On Nov. 3, 2015 I pointed out the investment fee explosion for the five NYC pension funds and the Comptroller's lame comments about the fees and the miserable performance of the pension funds. I also made the comment that I suspected "the Comptroller's Office was in shambles when it comes to accurate records of the payment of investment fees."
On Nov. 4, 2015 the Comptroller was quoted in P&I with a new story about why the fees are so high. It's no longer that the assets have increased or that they are being more comprehensive. The following is the the new excuse.
“Since we started the hard work of reforming the investment environment 22 months ago, we've uncovered layer after layer of Wall Street fees,” city Comptroller Scott Stringer said Wednesday in an e-mail. Mr. Stringer is the fiduciary for the five pension funds that make up the $162.9 billion retirement system.
“In our review of this year's financial report we've found even more charges — millions of dollars in 'incentive fees' — that had gone largely unreported in previous reports,” Mr. Stringer added.
“While we believe we've captured the bulk of the fee data, we will continue to refine our reporting and transparency processes until we have a complete picture of all fees and expenses paid,” said Eric Sumberg, a spokesman for Mr. Stringer, in an e-mail. “The comptroller has made transparency and fee disclosure priority issues for his administration.”
It has been clear for years that the investment fee problem is out of control. $522M is an obscene amount to pay for investing the assets of the five city pension funds. In the past I have been clear that 10 basis points should be the target level for fees.
Now this year we learn that the situation is worse ($705M) and not totally nailed down.
The obvious questions are:
- Now that the Comptroller has uncovered all these layers of fee, why hasn't he reported all the details?
- How did the fees go unreported in the first place?

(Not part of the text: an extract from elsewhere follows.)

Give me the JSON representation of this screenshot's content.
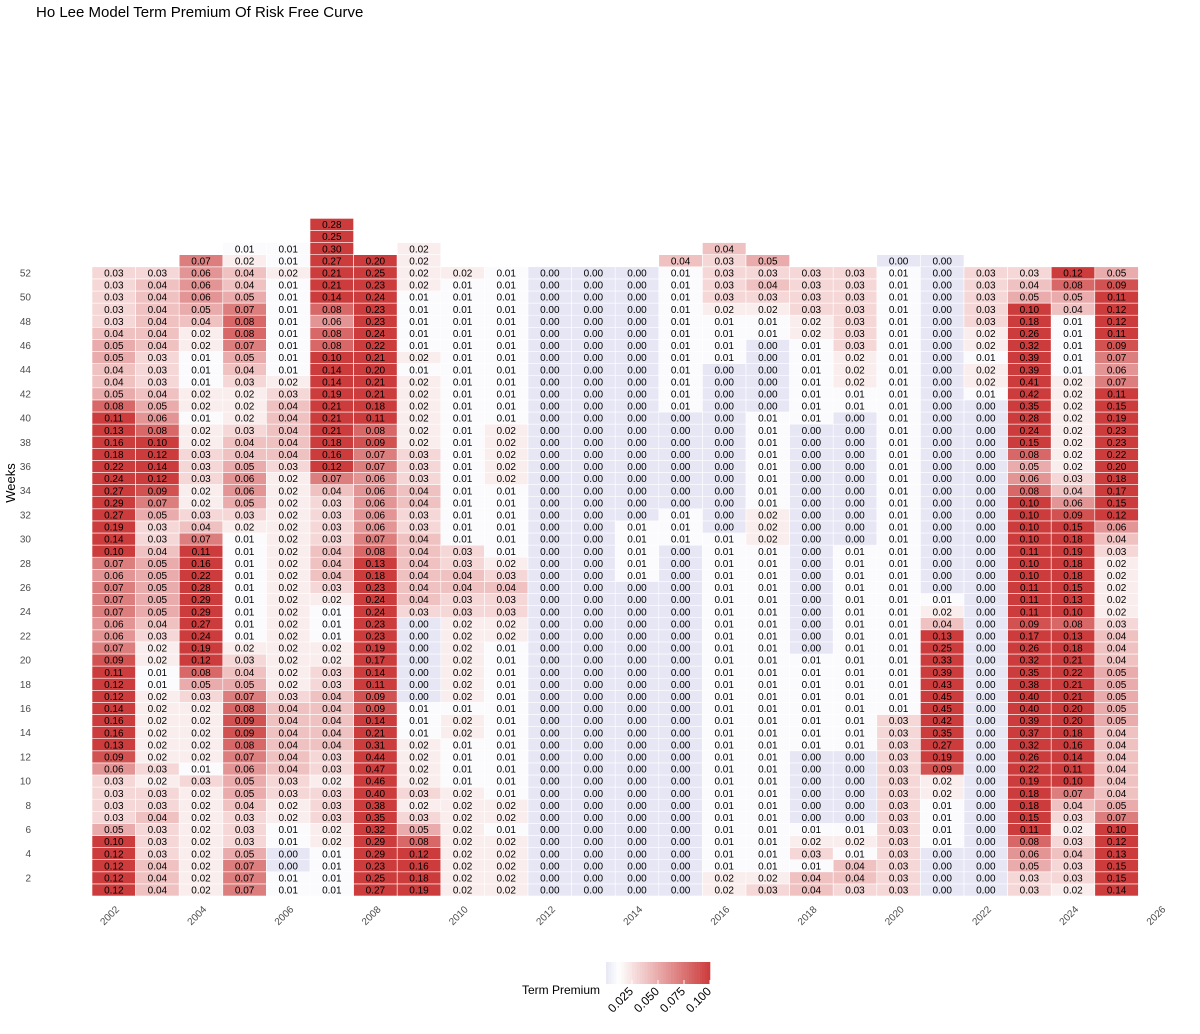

- How were the unreported fees paid?
- how would you describe the unreported fees?
- Who received the unreported fees?
- What are the dollar amounts of the fees and the recipients?
- How do you know that you have found all the fees?
- Are the fees necessary given the miserable performance of the managers?
- How accurate is the 2014 CAFR which the Comptroller released last year?
- In general how reliable are any of the figures that the Comptroller has reported? Maybe this why the NYS DFS can never get the pension audits done. The black hole is too deep.
The final and most crucial question is, will the Comptroller release all the pension investment contracts to the public or will he continue to keep them secret and hidden from the public in spite of the fact that they are paid with taxpayer and employee money? When a contract has a clause that is prohibited by law, the contract is void. Of course, one of the parties must take action to void the contract.
Note: For the record the five funds do not have $162.9B in assets. They have $145.7B as of June 30, 2015. The TRS & BERS TDA's have $28.9B and the Police, Fire, and Correction Force VSFs' have $3.8B. The TDA and VSF funds are not available for covering the pension liabilities of the five funds. The Comptroller's Office always likes to quote the combined amounts but it is not accurate.
Note: Comptroller Stringer has been a trustee of NYCERS since 2006. Of course, he is not the only trustee.